Our borough’s got its very own run of a dazzling, dizzying play about slavery and hopeless love — and the art of play-making — that won an Obie Award last year for Best New American Play when it was shown in Manhattan.
Brace yourselves, Brooklyn. You’re in for a wild, and rewarding, roller-coaster ride.
The Theatre for a New Audience production of Soho Rep’s “An Octoroon,” which opened Thursday, Feb. 26, will have you laughing, flinching and in tears in quick succession, again and again.

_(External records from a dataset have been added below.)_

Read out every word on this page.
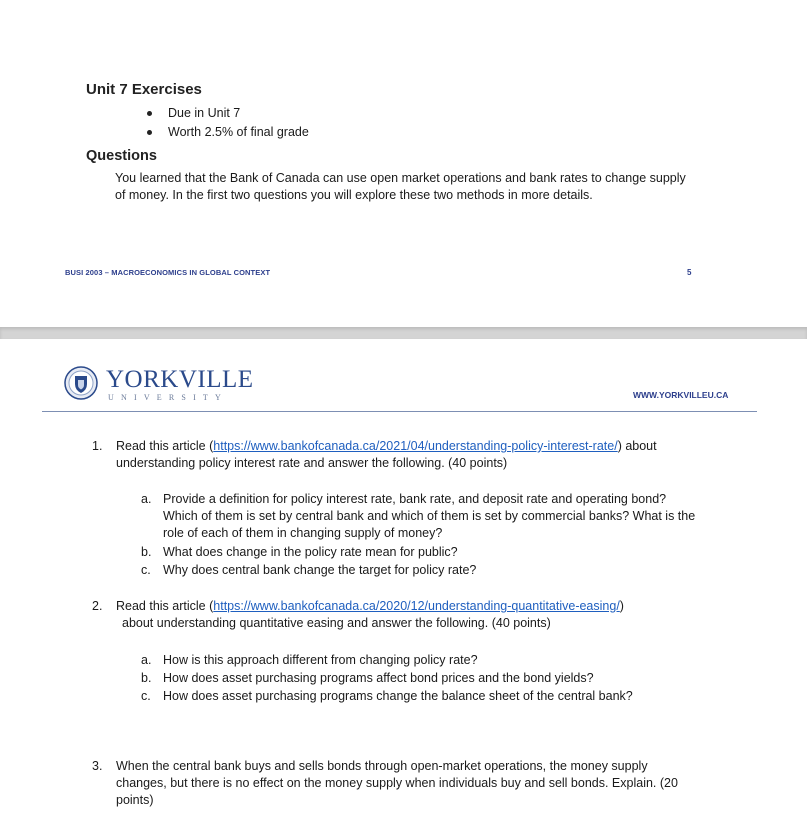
Unit 7 Exercises
Due in Unit 7
Worth 2.5% of final grade
Questions
You learned that the Bank of Canada can use open market operations and bank rates to change supply
of money. In the first two questions you will explore these two methods in more details.
BUSI 2003 – MACROECONOMICS IN GLOBAL CONTEXT	5
YORKVILLE
UNIVERSITY	WWW.YORKVILLEU.CA
1. Read this article (https://www.bankofcanada.ca/2021/04/understanding-policy-interest-rate/) about
understanding policy interest rate and answer the following. (40 points)
a. Provide a definition for policy interest rate, bank rate, and deposit rate and operating bond?
Which of them is set by central bank and which of them is set by commercial banks? What is the
role of each of them in changing supply of money?
b. What does change in the policy rate mean for public?
c. Why does central bank change the target for policy rate?
2. Read this article (https://www.bankofcanada.ca/2020/12/understanding-quantitative-easing/)
about understanding quantitative easing and answer the following. (40 points)
a. How is this approach different from changing policy rate?
b. How does asset purchasing programs affect bond prices and the bond yields?
c. How does asset purchasing programs change the balance sheet of the central bank?
3. When the central bank buys and sells bonds through open-market operations, the money supply
changes, but there is no effect on the money supply when individuals buy and sell bonds. Explain. (20
points)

By the time prodigiously talented playwright Branden Jacobs-Jenkins is done with you, you’ll be picking cotton out of your hair. Literally.
TFANA’s Polonsky Shakespeare Center, which opened in fall 2013 in Downtown Brooklyn’s BAM Cultural District, is devoted to staging the Bard’s works and other classics — and the occasional modern play, if it’s a big deal.
“An Octoroon” fills the bill as a big deal — it’s a funny, disturbing whirlwind of a play about the antebellum South and our present-day American selves as well.
In reaction to its run last year at Soho Rep’s theatre in TriBeCa, The New York Times named “An Octoroon” a Critics’ Pick. It was on the Top Ten 2014 Best Theatre Lists of The New York Times, Time Out New York and the Guardian.
Other plays by Jacobs-Jenkins, a 2006 Princeton grad who is under commissions from Lincoln Center/LCT3 and the Manhattan Theatre Club, include “Neighbors,” “Appropriate” and “War.”
As his jumping-off point for “An Octoroon,” Jacobs-Jenkins uses a melodrama by an Irish playwright, Dion Boucicault, that takes place at a Louisiana plantation called Terrebonne. It opened in New York City’s Winter Garden Theatre in 1859.
Seven acting companies took “The Octoroon,” as Boucicault’s work is called, on tour. It was second in popularity only to the famed “Uncle Tom’s Cabin.”
Jacobs-Jenkins’ play begins in the here and now — with a lone man in his underwear, played by a terrific Austin Smith.
He talks about being a black playwright and dealing with “low-grade depression.” Before you know it, he’s dabbing whiteface makeup on his visage and preparing to take on the roles of two Caucasian characters.
Later in the action, those white characters — George, the dead plantation owner’s nephew, and M’Closky, the evil overseer — get into a knock-down, drag-out knife fight. Smith acts out both sides of the brawl to hilarious effect.
In his role as the playwright, Smith is identified as BJJ, a stand-in for Jacobs-Jenkins.
The real-life writer is present in the theater. He shows up as Captain Ratts, who sits among the audience and bids during a slave auction.
Possibly Jacobs-Jenkins is also the person costumed as a bug-eyed Br’er Rabbit who steps onstage periodically for staring contests with the audience. The creature is wordless and weird, and gets lots of laughs.
In a Village Voice story, Jacobs-Jenkins talked about being the guy in the bunny suit in the 2014 production of the play.
Yet another playwright is present and accounted for.
Boucicault, back from the dead, is on hand to bemoan the fact that nobody remembers him and grieve drunkenly because the Winter Garden burned down long ago.
“There was a time when I ran this town,” he says with wistful bombast.
He is ably played by Haynes Thigpen, who also appears in redface makeup as a Native American, Wahnotee, and has a third role as a slave auctioneer.
A luminous Amber Gray plays the title character, Zoe, who is one-eighth black.
She speaks the quaint language of old-time melodrama. But she’ll break your 21st-Century heart, from the moment she appears among the audience on an upstairs floor of the theatre, singing sadly about being “just a belonging, so easily disposed of.”
Later, in a dramatic moment, she tells George why it is against the law for them to marry in pre-Civil War America.
“Of the blood that feeds my heart, one drop in eight is black,” she says. “Bright red as the rest may be, that one drop poisons all the rest.”
Sarah Benson, in her Director’s Note about “An Octoroon,” speaks of Jacobs-Jenkins’ “fierce and endlessly inventive writing.”
Inventive, indeed. The dialogue is full of surprises, whether it’s slave women Minnie and Dido (played by funny, fabulous actresses Maechi Aharanwa and Pascale Armand) gossiping about the huge size of their dead master’s penis or Southern belle Dora (an equally superb Mary Wiseman) describing the “barroom style” of wooing to which she is accustomed as “love lined with drinks, cold, chapped caresses, sighs tinged with tobacco.”
The play’s run has been extended through March 15. See tfana.org for ticket availability. The theatre, which was designed by highly regarded architect Hugh Hardy, is located at 262 Ashland Place.